Robert Gootee, chief executive officer of Moda's parent company, Moda, Inc., said on Jan. 28 that the company would exit Alaska and Oregon's individual health insurance marketplaces.
But by this weekend, Gootee had reached a consent agreement with the Alaska Division of Insurance and the Oregon Department of Consumer and Business Services about the company's financial future, Wing-Heier said. The agreement requires Moda to sell assets, borrow money using surplus notes, report its financial status more frequently and set aside $15 million to protect Alaskans if business goes sour.
Meanwhile, Moda will resume selling and renewing policies in the individual and group markets under the Affordable Care Act, or Obamacare. This means the 14,500 Alaskans who have coverage with Moda won't have to change their insurers.
"We've done everything we can to protect consumers, but still allow Moda to transact business and build that book back up," Wing-Heier said. She said she was confident Moda would be able to raise the new capital by the end of 2016.
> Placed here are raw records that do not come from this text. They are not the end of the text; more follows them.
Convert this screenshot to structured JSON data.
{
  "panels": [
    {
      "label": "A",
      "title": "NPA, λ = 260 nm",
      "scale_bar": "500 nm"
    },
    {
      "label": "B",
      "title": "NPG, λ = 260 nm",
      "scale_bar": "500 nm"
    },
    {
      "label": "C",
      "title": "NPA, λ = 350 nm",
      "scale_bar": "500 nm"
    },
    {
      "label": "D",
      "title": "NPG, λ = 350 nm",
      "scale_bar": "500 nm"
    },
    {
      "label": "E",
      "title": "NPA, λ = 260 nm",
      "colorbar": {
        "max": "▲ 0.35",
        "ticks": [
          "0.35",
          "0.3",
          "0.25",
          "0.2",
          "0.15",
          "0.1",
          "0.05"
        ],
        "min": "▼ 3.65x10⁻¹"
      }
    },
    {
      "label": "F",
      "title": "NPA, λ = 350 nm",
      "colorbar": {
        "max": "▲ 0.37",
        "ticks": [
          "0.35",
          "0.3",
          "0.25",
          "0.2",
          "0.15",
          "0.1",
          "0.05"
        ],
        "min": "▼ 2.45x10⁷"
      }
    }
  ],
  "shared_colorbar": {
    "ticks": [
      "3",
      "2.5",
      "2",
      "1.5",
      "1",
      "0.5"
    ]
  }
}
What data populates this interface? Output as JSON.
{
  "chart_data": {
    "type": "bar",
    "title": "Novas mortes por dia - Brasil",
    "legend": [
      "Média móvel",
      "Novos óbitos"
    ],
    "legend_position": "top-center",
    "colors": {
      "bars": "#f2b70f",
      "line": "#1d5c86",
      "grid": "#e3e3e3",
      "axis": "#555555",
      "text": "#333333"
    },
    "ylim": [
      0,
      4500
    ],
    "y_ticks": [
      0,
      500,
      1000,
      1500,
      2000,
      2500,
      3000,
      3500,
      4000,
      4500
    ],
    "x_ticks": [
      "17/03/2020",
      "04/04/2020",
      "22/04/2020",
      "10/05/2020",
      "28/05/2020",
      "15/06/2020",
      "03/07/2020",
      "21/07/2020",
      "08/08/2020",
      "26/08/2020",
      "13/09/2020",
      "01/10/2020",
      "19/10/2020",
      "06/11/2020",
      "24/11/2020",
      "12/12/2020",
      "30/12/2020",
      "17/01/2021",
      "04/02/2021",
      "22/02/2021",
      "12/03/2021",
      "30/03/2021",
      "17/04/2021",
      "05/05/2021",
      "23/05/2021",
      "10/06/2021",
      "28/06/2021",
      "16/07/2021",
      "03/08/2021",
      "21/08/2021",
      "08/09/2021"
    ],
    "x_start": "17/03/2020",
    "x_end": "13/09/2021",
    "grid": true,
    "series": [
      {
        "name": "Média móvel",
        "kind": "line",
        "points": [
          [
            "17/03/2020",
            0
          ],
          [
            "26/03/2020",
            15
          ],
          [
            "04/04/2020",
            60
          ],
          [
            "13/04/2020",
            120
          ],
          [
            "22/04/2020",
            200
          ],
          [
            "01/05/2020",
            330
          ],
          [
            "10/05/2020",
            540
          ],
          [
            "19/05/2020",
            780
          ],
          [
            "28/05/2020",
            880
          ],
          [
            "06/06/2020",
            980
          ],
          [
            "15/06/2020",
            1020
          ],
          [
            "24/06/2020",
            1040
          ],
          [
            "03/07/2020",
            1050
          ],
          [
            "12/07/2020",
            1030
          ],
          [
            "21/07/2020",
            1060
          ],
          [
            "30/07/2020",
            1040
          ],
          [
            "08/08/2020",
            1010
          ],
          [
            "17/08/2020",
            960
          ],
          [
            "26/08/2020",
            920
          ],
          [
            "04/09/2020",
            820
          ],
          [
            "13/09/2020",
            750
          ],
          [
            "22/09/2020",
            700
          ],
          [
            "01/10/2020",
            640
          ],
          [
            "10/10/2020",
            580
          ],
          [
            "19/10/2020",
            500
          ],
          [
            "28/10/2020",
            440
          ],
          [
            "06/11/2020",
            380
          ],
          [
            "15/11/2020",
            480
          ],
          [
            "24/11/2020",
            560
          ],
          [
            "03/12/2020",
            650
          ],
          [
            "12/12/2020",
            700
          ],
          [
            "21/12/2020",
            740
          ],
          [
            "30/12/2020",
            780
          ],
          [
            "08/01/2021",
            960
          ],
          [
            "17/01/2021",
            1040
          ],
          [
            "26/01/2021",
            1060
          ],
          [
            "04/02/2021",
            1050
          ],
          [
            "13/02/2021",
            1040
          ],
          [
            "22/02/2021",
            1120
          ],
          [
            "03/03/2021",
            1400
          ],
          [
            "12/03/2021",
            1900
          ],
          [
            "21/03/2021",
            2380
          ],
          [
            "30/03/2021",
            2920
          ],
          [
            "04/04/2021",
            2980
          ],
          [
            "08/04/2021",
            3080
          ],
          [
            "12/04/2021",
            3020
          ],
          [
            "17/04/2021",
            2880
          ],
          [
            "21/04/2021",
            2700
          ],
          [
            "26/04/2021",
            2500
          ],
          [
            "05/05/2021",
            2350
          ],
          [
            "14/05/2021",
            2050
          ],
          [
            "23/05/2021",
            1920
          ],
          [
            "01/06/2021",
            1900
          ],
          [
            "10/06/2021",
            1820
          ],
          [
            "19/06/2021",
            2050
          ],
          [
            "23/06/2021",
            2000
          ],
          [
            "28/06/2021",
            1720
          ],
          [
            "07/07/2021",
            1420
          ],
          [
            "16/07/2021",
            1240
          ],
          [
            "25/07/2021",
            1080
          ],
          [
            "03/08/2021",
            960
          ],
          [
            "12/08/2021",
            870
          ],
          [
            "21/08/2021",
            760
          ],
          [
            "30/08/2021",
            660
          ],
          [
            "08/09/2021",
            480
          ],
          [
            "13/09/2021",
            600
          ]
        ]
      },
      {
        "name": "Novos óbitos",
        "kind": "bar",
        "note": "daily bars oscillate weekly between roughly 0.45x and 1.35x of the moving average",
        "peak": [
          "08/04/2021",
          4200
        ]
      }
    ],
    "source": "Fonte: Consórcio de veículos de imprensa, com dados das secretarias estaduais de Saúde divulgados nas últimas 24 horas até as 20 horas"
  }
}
Wing-Heier said the division was asking the federal government to get a special, 10-day open enrollment period for Alaskans affected when the state suspended Moda's operations. Open enrollment ended Jan. 31.
Alaskans with both individual and group Moda policies should continue to submit claims and should not expect any changes in their premiums and benefits, Wing-Heier said.
"Hopefully this is something we can put behind us," she said. "I would ask that providers who have been leery of accepting the Moda card as payment — that they please start accepting it again."
Wing-Heier said she could not disclose the specifics of Moda's business plan and what assets it would sell to raise capital. Jonathan Nicholas, Moda Health's vice president of marketing, declined to answer questions Monday but provided a statement from Gootee who praised Oregon and Alaska for "quickly analyzing a difficult and rapidly changing set of circumstances."
"We're pleased that together we have reached an agreement on a path moving forward that ensures Moda members will see no interruption in coverage," Gootee said in the statement.
If Moda does not complete all of the requirements laid out in the consent agreement, the state of Oregon would assume full control of the company and could decide to liquidate it, according to the Division of Insurance.
Moda is one of two health insurance companies offering plans on Alaska's federally run health insurance marketplace, healthcare.gov. The other, Premera Blue Cross Blue Shield, typically has plans with higher premiums, said Aimee Crocker, vice president of insurance brokerage Enroll Alaska.
"I think there's a lot of concerns about prices," she said. "So I think -- all in all -- this will just relieve the stresses knowing there will be two providers."
Wing-Heier said that while Moda is committed to staying in Alaska in 2016, it's up to the company to decide if it will stay next year as well. The Division of Insurance would approve the company's health insurance plans and rates for 2017 by this summer.